Canada’s foreign minister told Donald Trump’s officials her government will take a tough stand against any new trade barriers and told reporters she won assurances that tensions won’t escalate to that point.
Chrystia Freeland, speaking from Washington after meeting Secretary of State Rex Tillerson, said the former Exxon Mobil Corp. chairman’s deep knowledge of Canada would be helpful as the new administration’s policies take shape. The U.S. president has signaled he intends to move quickly on renegotiating the North American Free Trade Agreement.
“I was pushing on an open door with everyone I spoke to,” Freeland said of her two-day visit to the U.S. capital, which also included talks with House Speaker Paul Ryan, and Senators John McCain, Bob Corker and Ben Cardin. “I did make clear that we would be strongly opposed to any imposition of new tariffs between Canada and the U.S.”
Prime Minister Justin Trudeau asked Freeland and other ministers to show Trump’s officials that trade with Canada is of mutual benefit. Defense Minister Harjit Sajjan visited at the start of the week, and Finance Minister Bill Morneau will follow Thursday in a full-court press by the Canadian government that lays the groundwork for a meeting between Trudeau and the president, expected in coming weeks.
Freeland’s description of positive talks meshes with comments by Trump officials, who have assured the government that Canada is less of a target for its trade practices than Mexico or China.
The foreign minister suggested U.S. politicians aren’t about to impose a tariff on imported goods, a key issue for Canada because three-quarters of its exports are sent to its southern neighbor. The U.S. debate on a border tax is “only beginning” and there appear to be “strongly contrasting points of view,” she said.
Asked what Canada would do if a tariff was proposed, Freeland said the government would “respond appropriately,” without elaborating. She added that often times in trade talks “the best defense is a good offense.”

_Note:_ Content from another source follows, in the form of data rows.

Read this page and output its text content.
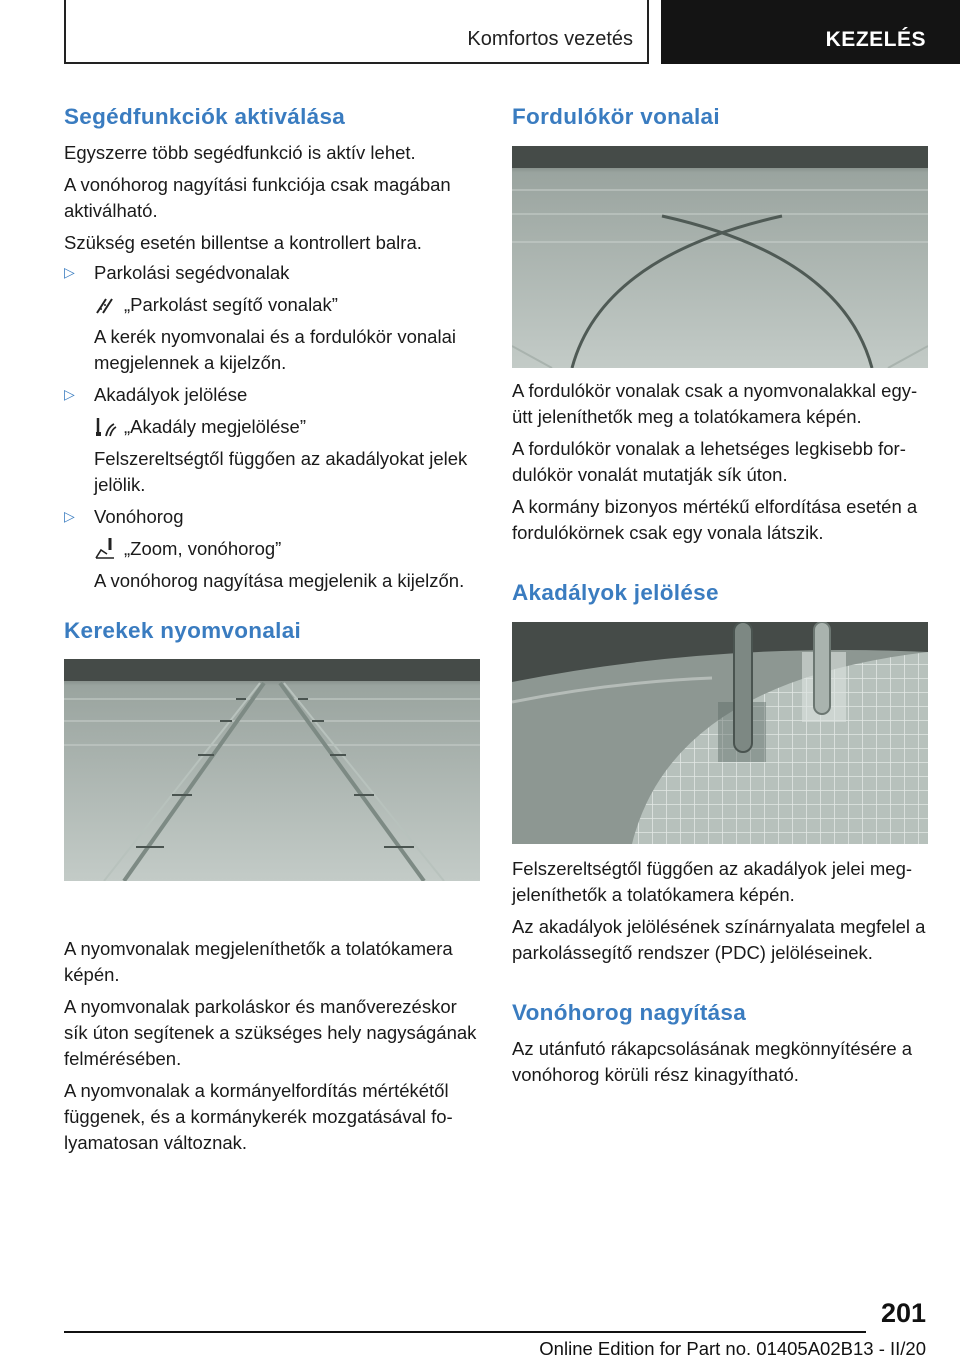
Komfortos vezetés	KEZELÉS
Segédfunkciók aktiválása

Egyszerre több segédfunkció is aktív lehet.

A vonóhorog nagyítási funkciója csak magában aktiválható.

Szükség esetén billentse a kontrollert balra.

▷ Parkolási segédvonalak

„Parkolást segítő vonalak”

A kerék nyomvonalai és a fordulókör vonalai megjelennek a kijelzőn.

▷ Akadályok jelölése

„Akadály megjelölése”

Felszereltségtől függően az akadályokat jelek jelölik.

▷ Vonóhorog

„Zoom, vonóhorog”

A vonóhorog nagyítása megjelenik a kijelzőn.

Kerekek nyomvonalai

A nyomvonalak megjeleníthetők a tolatókamera képén.

A nyomvonalak parkoláskor és manőverezéskor sík úton segítenek a szükséges hely nagyságának felmérésében.

A nyomvonalak a kormányelfordítás mértékétől függenek, és a kormánykerék mozgatásával folyamatosan változnak.

Fordulókör vonalai

A fordulókör vonalak csak a nyomvonalakkal együtt jeleníthetők meg a tolatókamera képén.

A fordulókör vonalak a lehetséges legkisebb fordulókör vonalát mutatják sík úton.

A kormány bizonyos mértékű elfordítása esetén a fordulókörnek csak egy vonala látszik.

Akadályok jelölése

Felszereltségtől függően az akadályok jelei megjeleníthetők a tolatókamera képén.

Az akadályok jelölésének színárnyalata megfelel a parkolássegítő rendszer (PDC) jelöléseinek.

Vonóhorog nagyítása

Az utánfutó rákapcsolásának megkönnyítésére a vonóhorog körüli rész kinagyítható.

201
Online Edition for Part no. 01405A02B13 - II/20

Asked about reports that Ryan objects to Canada’s system of regulating its supply of dairy products, Freeland said she “forcefully defended that sector.”
Canada may not have that strong of a position given its reliance on U.S. buyers. The C.D. Howe Institute, a Toronto-based think tank, said in a report last month that retaliating against a U.S. tariff would do twice as much damage to Canada’s economy and cause little pain stateside.
Freeland spent most of her time on the call with reporters emphasizing that the trade tensions on the rise between the U.S. and its southern neighbor aren’t likely to spread north. “Everyone was familiar with Canada and familiar with our open relationship -- and very familiar with the key fact that it’s a balanced relationship,” she said.